The statement was strange for two reasons. Number one, and most obviously, the committee's letter mentioned nothing about the rally on the Ellipse which took place just before the Capitol was attacked; while the president's remark urging his fans to "fight like hell" at that rally has been blamed for encouraging his supporters to storm the Capitol, it is not the committee's sole focus nor is it the reason why lawmakers are seeking information from Ms Trump.

But the statement from her spokesman reveals one crucial fact: Ivanka Trump clearly sees some reason to distance herself from the rally at the Ellipse, and the remarks her own father made to his supporters as the attack on the Capitol began.

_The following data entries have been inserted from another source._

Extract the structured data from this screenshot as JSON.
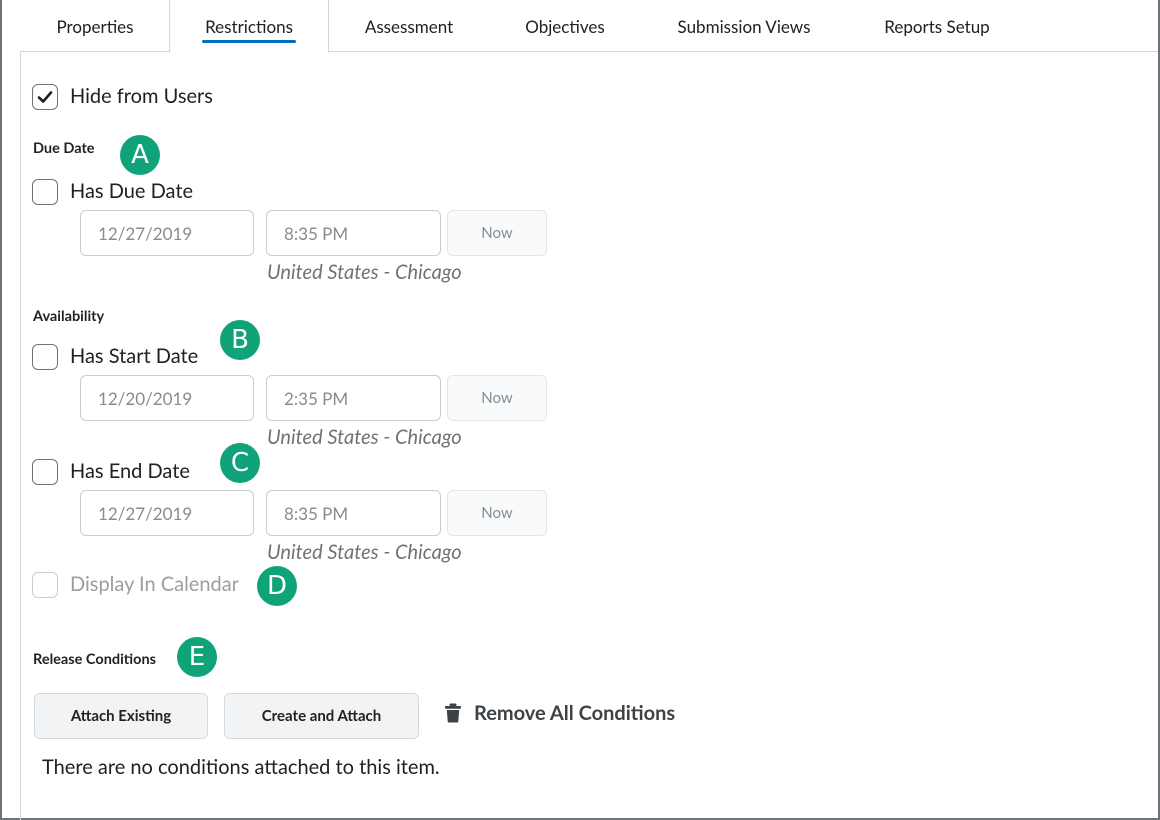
{
  "tabs": [
    {
      "label": "Properties",
      "active": false
    },
    {
      "label": "Restrictions",
      "active": true
    },
    {
      "label": "Assessment",
      "active": false
    },
    {
      "label": "Objectives",
      "active": false
    },
    {
      "label": "Submission Views",
      "active": false
    },
    {
      "label": "Reports Setup",
      "active": false
    }
  ],
  "hide_from_users": {
    "label": "Hide from Users",
    "checked": true
  },
  "due_date": {
    "heading": "Due Date",
    "badge": "A",
    "checkbox_label": "Has Due Date",
    "checked": false,
    "date_value": "12/27/2019",
    "time_value": "8:35 PM",
    "now_label": "Now",
    "timezone": "United States - Chicago"
  },
  "availability": {
    "heading": "Availability",
    "start": {
      "badge": "B",
      "checkbox_label": "Has Start Date",
      "checked": false,
      "date_value": "12/20/2019",
      "time_value": "2:35 PM",
      "now_label": "Now",
      "timezone": "United States - Chicago"
    },
    "end": {
      "badge": "C",
      "checkbox_label": "Has End Date",
      "checked": false,
      "date_value": "12/27/2019",
      "time_value": "8:35 PM",
      "now_label": "Now",
      "timezone": "United States - Chicago"
    },
    "calendar": {
      "badge": "D",
      "checkbox_label": "Display In Calendar",
      "checked": false,
      "disabled": true
    }
  },
  "release_conditions": {
    "heading": "Release Conditions",
    "badge": "E",
    "attach_existing_label": "Attach Existing",
    "create_attach_label": "Create and Attach",
    "remove_all_label": "Remove All Conditions",
    "empty_message": "There are no conditions attached to this item."
  },
  "colors": {
    "accent": "#006fbf",
    "badge": "#10a37a"
  },
  "icons": {
    "check": "checkmark-icon",
    "trash": "trash-icon"
  }
}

That suggests that she, if forced to testify, could be coaxed into saying that she believes the remarks made by the president that day were at least partially responsible for the bloody assault on members of Capitol police and the Capitol complex itself.

Ivanka sided with Mike Pence over her father when it came to Electoral College objections

One of the most startling revelations from the committee's most recent releases of information is the fact that Ivanka Trump apparently indicated to former national security adviser Keith Kellogg that she agreed with Vice President Mike Pence's decision to not interfere in the counting of the Electoral College votes.

In testimony from Mr Kellogg to the committee released in part by lawmakers on Thursday, the retired general recounted how the first daughter had turned to him and complimented the vice president as a "good man" after a phone call in which her father berated Mr Pence for refusing to interfere in the election process, as his allies had been lobbying Mr Pence to do.

Coupled with her husband's reluctance to engage with the president after November 2020, it suggests a rift within the Trump family itself over whether the 2020 election was "stolen" and the former president's campaign to overturn his defeat.

The White House's connections to 'crazy people' are being investigated

Near the end of the committee's request for information from Ms Trump was a line that revealed another focus of the panel's work: The effort to determine the extent of the communications between White House staffers and supporters of the election theft conspiracies in the days and weeks after the riot occurred.

That appears to have been sparked from a text obtained by the committee between Fox News host Sean Hannity and Kayleigh McEnany, the White House press secretary, in which Hannity told the aide that the president needed to stop being exposed to "crazy people" and supporters of fraud theories.

In the committee's letter, lawmakers write that they have obtained "information suggesting that White House staff and others were attempting to persuade President Trump to halt his statements regarding a 'stolen election' and were working directly with other supporters outside the White House in an effort to persuade President Trump to do so."

"The Select Committee would like to discuss this effort after January 6th to persuade President Trump not to associate himself with certain people, and to avoid further discussion regarding election fraud allegations," read the committee's letter.

Much of the committee's focus up until now has been on the day of the riot itself as well as the weeks leading up to it; this is the first confirmation in weeks that the panel is still focused at least partially on the president's final weeks and potentially his post-presidential activities.